Lilly815 ja dzisiaj tez odebrałam wyniki badań...Morfologia troszke podupadła,ale strachu nie ma,juz 3 tyg temu lekarz przepisał mi żelazo na lekka poprawę,ale z moja sklerozą biore je jak sobie przypomnę. Mocz też mi się pogorszył:(Mam dodatnie bilirubiny,ciut więcej leukocytów..hmm...juz się oczywiście naczytałam,ze to może być spowodowane jakimś zapaleniem wątroby:( Jutro mam wizyte u lekarza,zobaczymy co powie. Ja osobiście od 6 tc do teraz (20t c) mam mdłości,bogu dzieki juz mniejsze,bo wcześniej odechciewało mi się żyć,wymioty wieczorne też podstawa...chociaż od 4 dni zero:) No lekko nie jest a to dopiero połowa...
 
lilly na pewno to nie jest nic strasznego i lekarz Cię jutro uspokoi... na anemię zapewne przepisze Ci żelazo moja siostra brała nic strasznego bądź dzielna i niczym się nie zamartwiaj bo to źle wpływa na bąbelki...trzymam jutro kciuki i koniecznie napisz po wizycie :)
 
madzix to tak jak u mnie z tym pogorszeniem wyników.Mocz też nie za ciekawie i już też się zdążyłam naczytać,że coś mam z wątrobą .Mój mąż mówi,że ja lubię sobie wkręcać różne rzeczy :szok: też mam jutro wizytę rano to się wyjaśni,ale,że jestem niecierpliwa to chciałam Was podpytać.Co do złego samopoczucia w ciąży to gdzieś od 8 tyg do 16 czułam się tragicznie,mdłości,zawroty głowy,zupełny brak energii etc.ale nie wymiotowałam.Na szczęście już z samopoczuciem znacznie lepiej :-) Powiem Wam,że ja w pierwszej ciąży nie stresowałam się tak jak teraz.
 
agucha1986 masz pewnie rację,że nie ma co się zamartwiać na zapas.W sumie to nie,żebym myślała,że już umieram :-) ale nie ukrywam,że w tej ciąży podwójnej bardziej się stresuję.
 
reklama
No ale tak szczerze...ciąża bliźniacza niesie za sobą możliwość różnych powikłań...jak mi ktoś mówi :bo się nakręcasz,bo głupoty czytasz to się wkurzam! Taka jest prawda,że lepiej wiedzieć na co byc wyczulonym i jakich objawów się bać niż później płakać i mówić :bo nie wiedziałam,myślałam,że samo przejdzie itd!

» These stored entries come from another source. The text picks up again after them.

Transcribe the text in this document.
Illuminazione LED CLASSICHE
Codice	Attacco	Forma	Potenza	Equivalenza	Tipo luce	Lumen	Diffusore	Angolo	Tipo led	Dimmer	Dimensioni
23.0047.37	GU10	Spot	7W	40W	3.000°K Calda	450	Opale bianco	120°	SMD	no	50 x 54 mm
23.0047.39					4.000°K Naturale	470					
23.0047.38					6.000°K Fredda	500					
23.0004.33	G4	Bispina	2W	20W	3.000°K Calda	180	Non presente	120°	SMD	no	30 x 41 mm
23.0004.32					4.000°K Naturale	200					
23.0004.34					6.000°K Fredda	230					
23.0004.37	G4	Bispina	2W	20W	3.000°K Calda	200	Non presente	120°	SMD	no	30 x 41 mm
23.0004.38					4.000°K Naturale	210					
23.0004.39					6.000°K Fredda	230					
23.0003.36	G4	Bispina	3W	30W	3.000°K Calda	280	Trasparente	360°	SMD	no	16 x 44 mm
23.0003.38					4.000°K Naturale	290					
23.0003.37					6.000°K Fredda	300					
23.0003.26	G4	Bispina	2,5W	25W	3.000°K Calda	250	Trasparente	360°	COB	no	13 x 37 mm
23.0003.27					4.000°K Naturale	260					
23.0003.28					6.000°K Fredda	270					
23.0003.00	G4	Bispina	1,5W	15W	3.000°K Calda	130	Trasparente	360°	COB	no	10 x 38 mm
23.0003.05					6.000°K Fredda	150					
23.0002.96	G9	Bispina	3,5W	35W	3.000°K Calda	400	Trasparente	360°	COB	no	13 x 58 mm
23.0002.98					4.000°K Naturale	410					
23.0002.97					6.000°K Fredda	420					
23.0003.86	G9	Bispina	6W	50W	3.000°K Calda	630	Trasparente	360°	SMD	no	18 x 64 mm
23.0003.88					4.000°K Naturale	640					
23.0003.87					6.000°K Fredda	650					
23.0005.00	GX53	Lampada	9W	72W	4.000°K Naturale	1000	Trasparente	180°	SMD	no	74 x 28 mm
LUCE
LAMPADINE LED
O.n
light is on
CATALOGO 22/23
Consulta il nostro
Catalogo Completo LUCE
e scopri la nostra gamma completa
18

Mam świadomość tego,że częściej u takich mam występuje cukrzyca,że częście dochodzi do zatrucia ciążowego,stanu przedrzucawkowego itd. Ja mam tą najbardziej skomplikowaną ciążę (jednokosmówkowa,jednoowodniowa ponoć),do samego końca będę martwiła się o zespół podkradania krwi u dzieci,o ich plątanie się w pępowine itd. Zadaje różne pytania lekarzowi,rozmawiamy i on wprost mówi,że zupełnie inaczej komunikuje się i tłumaczy coś kobiecie uświadomionej o tych wszystkich niebezpieczeństwach,niż takiej,która o każde dziwne słowo oblewa się łzami i bezsensu stresuje.